[SOLVED] Why does some Windows booloader code zero registers with `sub` instead of `xor`?

Why does some Windows booloader code zero registers with `sub` instead of `xor`?

Given considerations such as detailed in https://stackoverflow.com/a/33668295, it seems xor reg, reg is the best way to zero a register. But when I examine real-world assembly code (such as Windows bootloader code, IIRC), I see both xor reg, reg and sub reg, reg used.

Why is sub used at all for this purpose? Are there any reasons to prefer sub in some special cases? For example, does it set flags differently from xor?

Solution

Differences:

sub reg,reg is documented to set AF=0 (the BCD half-carry flag, from bit 3 to bit 4). XOR leaves AF undefined.
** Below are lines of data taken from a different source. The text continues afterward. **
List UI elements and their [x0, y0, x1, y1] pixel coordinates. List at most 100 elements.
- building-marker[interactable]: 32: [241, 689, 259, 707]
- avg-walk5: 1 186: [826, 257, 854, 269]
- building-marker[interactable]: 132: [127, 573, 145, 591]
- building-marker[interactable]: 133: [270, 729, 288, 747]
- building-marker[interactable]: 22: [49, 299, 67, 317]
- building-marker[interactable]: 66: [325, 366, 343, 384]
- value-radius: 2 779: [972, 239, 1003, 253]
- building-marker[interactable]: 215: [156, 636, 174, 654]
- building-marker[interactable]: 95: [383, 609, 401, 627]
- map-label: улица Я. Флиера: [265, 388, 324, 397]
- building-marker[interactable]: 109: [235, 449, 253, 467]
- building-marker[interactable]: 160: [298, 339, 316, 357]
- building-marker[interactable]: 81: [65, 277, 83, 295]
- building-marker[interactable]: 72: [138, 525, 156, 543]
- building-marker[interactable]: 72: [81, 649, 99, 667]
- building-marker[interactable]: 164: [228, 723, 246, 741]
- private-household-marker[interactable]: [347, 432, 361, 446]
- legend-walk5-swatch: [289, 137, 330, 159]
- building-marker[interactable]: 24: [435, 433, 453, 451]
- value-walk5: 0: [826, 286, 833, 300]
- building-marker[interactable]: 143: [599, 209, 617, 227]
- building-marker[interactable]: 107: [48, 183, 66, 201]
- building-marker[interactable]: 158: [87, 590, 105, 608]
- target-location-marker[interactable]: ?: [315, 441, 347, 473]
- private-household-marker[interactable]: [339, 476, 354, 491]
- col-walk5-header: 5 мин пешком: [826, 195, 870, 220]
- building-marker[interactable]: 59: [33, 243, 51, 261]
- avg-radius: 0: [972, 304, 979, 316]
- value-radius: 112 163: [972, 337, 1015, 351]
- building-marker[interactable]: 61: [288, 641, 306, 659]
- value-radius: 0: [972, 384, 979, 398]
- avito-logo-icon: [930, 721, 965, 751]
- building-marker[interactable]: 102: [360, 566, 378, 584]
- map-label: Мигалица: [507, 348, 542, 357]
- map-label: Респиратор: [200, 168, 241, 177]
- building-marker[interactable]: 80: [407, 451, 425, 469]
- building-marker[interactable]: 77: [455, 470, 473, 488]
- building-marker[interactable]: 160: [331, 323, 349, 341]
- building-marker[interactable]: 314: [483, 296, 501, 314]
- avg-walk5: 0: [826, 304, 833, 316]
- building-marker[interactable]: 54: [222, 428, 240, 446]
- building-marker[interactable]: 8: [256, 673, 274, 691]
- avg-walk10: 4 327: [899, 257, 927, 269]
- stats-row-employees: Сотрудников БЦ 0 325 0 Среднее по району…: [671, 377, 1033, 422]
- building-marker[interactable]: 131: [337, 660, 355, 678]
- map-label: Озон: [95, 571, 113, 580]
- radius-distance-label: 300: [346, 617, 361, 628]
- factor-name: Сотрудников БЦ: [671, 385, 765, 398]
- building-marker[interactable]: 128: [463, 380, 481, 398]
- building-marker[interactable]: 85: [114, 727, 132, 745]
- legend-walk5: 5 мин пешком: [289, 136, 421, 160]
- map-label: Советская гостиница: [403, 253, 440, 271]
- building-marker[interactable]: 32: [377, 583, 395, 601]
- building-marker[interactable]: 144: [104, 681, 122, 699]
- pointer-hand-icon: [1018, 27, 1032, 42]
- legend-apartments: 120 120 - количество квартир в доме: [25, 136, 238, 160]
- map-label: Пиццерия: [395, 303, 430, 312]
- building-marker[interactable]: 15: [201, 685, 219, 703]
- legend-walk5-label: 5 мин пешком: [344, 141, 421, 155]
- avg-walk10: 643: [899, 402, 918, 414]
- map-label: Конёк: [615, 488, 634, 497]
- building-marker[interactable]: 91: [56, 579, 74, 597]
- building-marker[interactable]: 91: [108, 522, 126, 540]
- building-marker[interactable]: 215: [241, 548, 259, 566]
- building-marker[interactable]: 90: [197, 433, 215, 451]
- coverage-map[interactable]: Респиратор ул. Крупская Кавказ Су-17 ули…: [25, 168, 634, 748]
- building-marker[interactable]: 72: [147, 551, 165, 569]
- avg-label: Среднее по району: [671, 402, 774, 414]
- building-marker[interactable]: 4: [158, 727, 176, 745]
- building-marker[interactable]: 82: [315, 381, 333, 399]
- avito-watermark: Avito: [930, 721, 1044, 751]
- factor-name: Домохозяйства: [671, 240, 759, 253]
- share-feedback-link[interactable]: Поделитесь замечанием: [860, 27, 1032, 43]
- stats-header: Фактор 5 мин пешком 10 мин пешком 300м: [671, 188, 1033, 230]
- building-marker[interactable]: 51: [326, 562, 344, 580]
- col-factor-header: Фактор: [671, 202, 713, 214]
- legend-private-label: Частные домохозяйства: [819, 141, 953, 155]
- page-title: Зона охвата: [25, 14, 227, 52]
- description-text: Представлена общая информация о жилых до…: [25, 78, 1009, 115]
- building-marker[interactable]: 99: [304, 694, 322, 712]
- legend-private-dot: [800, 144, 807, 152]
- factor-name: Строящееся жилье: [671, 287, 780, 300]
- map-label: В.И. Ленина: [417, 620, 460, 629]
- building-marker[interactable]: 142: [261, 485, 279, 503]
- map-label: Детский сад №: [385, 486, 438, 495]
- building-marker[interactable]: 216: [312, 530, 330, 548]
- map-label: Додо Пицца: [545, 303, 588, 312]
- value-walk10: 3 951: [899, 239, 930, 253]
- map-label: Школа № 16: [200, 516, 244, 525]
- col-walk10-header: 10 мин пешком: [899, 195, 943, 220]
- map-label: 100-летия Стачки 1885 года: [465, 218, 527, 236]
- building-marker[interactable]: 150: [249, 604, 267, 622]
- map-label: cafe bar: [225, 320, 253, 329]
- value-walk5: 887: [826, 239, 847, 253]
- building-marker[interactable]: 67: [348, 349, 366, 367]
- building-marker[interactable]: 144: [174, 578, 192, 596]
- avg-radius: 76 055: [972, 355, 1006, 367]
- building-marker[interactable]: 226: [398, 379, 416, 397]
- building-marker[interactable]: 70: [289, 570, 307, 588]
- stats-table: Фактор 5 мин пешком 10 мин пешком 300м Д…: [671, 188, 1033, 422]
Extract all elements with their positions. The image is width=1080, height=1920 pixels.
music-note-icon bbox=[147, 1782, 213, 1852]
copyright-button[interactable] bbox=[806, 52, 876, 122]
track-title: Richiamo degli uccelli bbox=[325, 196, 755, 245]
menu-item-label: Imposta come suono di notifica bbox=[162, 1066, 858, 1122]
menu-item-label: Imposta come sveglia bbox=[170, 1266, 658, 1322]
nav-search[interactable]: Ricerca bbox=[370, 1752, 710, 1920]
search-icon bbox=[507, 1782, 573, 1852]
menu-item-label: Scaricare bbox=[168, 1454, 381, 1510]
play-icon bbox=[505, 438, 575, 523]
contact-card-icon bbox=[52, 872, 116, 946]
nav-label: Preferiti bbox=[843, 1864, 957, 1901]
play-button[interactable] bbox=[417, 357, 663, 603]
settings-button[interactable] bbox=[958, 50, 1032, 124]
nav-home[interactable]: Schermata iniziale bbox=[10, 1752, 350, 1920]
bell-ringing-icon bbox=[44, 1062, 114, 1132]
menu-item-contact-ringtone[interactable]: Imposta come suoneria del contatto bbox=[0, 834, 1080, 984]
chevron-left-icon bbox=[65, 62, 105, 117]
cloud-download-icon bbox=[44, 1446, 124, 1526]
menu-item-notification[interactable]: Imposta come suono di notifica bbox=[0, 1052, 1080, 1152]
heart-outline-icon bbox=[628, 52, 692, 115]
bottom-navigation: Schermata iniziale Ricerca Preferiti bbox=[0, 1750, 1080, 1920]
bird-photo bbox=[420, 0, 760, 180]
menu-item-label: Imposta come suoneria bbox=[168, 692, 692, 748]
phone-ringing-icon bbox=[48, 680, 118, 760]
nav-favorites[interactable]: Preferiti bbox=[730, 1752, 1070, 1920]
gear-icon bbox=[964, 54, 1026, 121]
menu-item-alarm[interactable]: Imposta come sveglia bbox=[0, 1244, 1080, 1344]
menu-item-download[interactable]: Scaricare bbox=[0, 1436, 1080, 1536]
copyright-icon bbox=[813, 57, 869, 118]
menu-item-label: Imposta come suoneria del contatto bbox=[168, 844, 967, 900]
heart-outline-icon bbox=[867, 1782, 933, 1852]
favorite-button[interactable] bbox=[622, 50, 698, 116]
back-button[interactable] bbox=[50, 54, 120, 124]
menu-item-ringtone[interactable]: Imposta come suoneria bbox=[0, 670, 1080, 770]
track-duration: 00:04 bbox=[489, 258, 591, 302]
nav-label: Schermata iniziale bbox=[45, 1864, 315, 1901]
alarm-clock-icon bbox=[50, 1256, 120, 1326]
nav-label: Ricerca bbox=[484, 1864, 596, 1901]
The architectural effect is otherwise exactly identical, leaving only possible performance differences. AF almost never matters, usually only if the next instruction is aaa or something.
sub-zeroing is slower than xor-zeroing on a few CPUs (e.g. Silvermont, as pointed out in my answer you linked), but the same performance on most. And of course both have the same 2-byte size.

I'd guess it's just different authors of hand-written asm, some of them preferring sub probably without realizing that some CPUs only special-case xor. Except in cases where they want to guarantee clearing the AF flag, where sub might be intentional. Like perhaps initializing things and wanting a fully known state for EFLAGS before something that might use pushf.

XOR leaving AF undefined still means it will be either 0 or 1, you just don't know which. (Not like C undefined behaviour). The actual result could depend on the CPU model, the input values, or possibly even some stray bits somewhere.

In modern CPUs that recognize sub as a zeroing idiom, it will be zero so the CPU can handle xor-zeroing and sub-zeroing exactly identically, including the FLAGS result.